Battling back from burnout is challenging. Pursuing a job change can sometimes help the situation, but you often can make simple adjustments to your current position that greatly enhance your satisfaction.
Identify What Inspires You
Consider what prompted you to enter the IT field in the first place. Do you love the challenge of figuring out technical problems? Do you enjoy collaborating with others on large-scale initiatives? If the qualities that motivate you are missing from your current position, meet with your supervisor to see if there are ways to modify your role.
Learn From It All
Understanding the factors that contributed to your decline in motivation also can help you move in a more positive direction. Think about what has contributed to your burnout: Is it the feeling that projects are out of your control? Have your own actions exacerbated the problem? For example, you may have set an overly ambitious timeline for completing complex modifications to an application, creating unnecessary stress and obstacles to the project’s success. Learn what you can from your past experiences and adjust your actions going forward. Even small changes to your routine, such as seeking assistance from your manager when you have too many projects on your plate, can help brighten your outlook.
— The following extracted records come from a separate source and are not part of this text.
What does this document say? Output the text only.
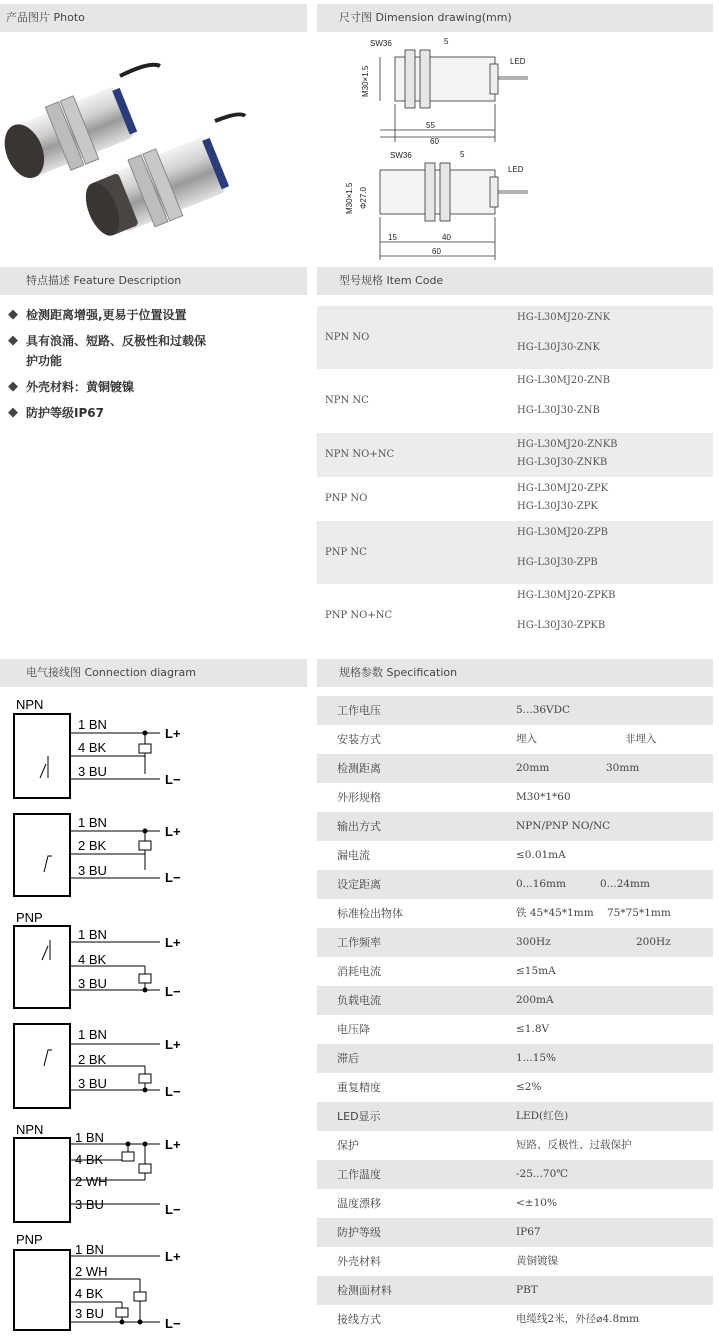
产品图片 Photo	尺寸图 Dimension drawing(mm)
SW36	5
LED
M30×1.5
55
60
SW36	5
LED
M30×1.5 Φ27.0
15	40
60
特点描述 Feature Description	型号规格 Item Code
◆ 检测距离增强,更易于位置设置
◆ 具有浪涌、短路、反极性和过载保护功能
◆ 外壳材料：黄铜镀镍
◆ 防护等级IP67
NPN NO
HG-L30MJ20-ZNK
HG-L30J30-ZNK
NPN NC
HG-L30MJ20-ZNB
HG-L30J30-ZNB
NPN NO+NC
HG-L30MJ20-ZNKB
HG-L30J30-ZNKB
PNP NO
HG-L30MJ20-ZPK
HG-L30J30-ZPK
PNP NC
HG-L30MJ20-ZPB
HG-L30J30-ZPB
PNP NO+NC
HG-L30MJ20-ZPKB
HG-L30J30-ZPKB
电气接线图 Connection diagram	规格参数 Specification
NPN
1 BN
4 BK
3 BU
L+
L−
1 BN
2 BK
3 BU
L+
L−
PNP
1 BN
4 BK
3 BU
L+
L−
1 BN
2 BK
3 BU
L+
L−
NPN
1 BN
4 BK
2 WH
3 BU
L+
L−
PNP
1 BN
2 WH
4 BK
3 BU
L+
L−
工作电压	5...36VDC
安装方式	埋入	非埋入
检测距离	20mm	30mm
外形规格	M30*1*60
输出方式	NPN/PNP NO/NC
漏电流	≤0.01mA
设定距离	0...16mm	0...24mm
标准检出物体	铁 45*45*1mm 75*75*1mm
工作频率	300Hz	200Hz
消耗电流	≤15mA
负载电流	200mA
电压降	≤1.8V
滞后	1...15%
重复精度	≤2%
LED显示	LED(红色)
保护	短路、反极性、过载保护
工作温度	-25...70℃
温度漂移	<±10%
防护等级	IP67
外壳材料	黄铜镀镍
检测面材料	PBT
接线方式	电缆线2米，外径⌀4.8mm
Also consider whether your expectations about your job may have played a part in your decline in motivation. For instance, you may have accepted your current position believing you would get to work with the latest technologies. Later, you found that the company wasn’t as quick to make the investments as you’d expected. If this factor is critical to your job satisfaction, you may need to take action, either through learning the technologies on your own time or by pursuing opportunities with another company.
Look at Your Schedule
The way you manage your time also can affect your ability to rebound from a low point in your career. If you are overbooked or expending too much energy on non-critical initiatives, you may be creating additional pressures at work. Try keeping an hourly record of your activities for a week and divide the findings into categories such as “troubleshooting technical problems,” “researching technology purchases” and “responding to e-mails from colleagues.” Are you devoting adequate time to the highest priorities?
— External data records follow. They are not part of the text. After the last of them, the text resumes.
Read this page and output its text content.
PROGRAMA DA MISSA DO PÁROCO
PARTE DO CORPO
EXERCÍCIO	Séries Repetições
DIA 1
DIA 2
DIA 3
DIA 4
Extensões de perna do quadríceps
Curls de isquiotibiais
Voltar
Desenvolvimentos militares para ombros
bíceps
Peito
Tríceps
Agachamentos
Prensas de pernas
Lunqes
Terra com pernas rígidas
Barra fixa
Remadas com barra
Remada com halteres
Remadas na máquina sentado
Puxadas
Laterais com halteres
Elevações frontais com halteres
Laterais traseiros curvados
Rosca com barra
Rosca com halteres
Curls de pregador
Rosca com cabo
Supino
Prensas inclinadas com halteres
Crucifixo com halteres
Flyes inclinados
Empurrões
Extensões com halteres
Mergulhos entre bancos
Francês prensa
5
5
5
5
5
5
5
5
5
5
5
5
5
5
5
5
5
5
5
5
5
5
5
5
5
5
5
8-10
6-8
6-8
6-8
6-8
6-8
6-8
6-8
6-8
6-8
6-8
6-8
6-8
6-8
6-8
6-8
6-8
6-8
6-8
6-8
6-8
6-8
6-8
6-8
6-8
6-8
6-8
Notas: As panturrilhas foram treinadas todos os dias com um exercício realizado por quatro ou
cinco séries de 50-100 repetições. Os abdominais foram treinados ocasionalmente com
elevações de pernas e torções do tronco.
In addition, make sure you allow time to periodically recharge. By taking five- or 10-minute breaks throughout your workday, you can counteract stress and maximize your performance on the job. Be sure to use your vacation days as well. Getting away from the office can give you a fresh perspective on your situation and allows you to return with new focus and energy.
It’s also useful to talk to a trusted mentor or colleague who can provide candid feedback on your situation. They might have faced a similar challenge in their own careers and may be able to recommend ways to bounce back. In addition, discussing your concerns and frustrations openly can help you develop your own solutions and alleviate feelings of isolation.
Getting involved with professional associations is another beneficial strategy. Attending programs about the latest technology trends and talking with other IT professionals can generate new ideas or approaches to your work, which can renew your enthusiasm.
Bouncing back from burnout won’t happen overnight. Identify what inspires you at work, make changes to your job and schedule as needed and ask others for advice. Over time, you will find that you are making positive changes that not only enhance your motivation, but also set you on a path toward achieving your long-term career goals.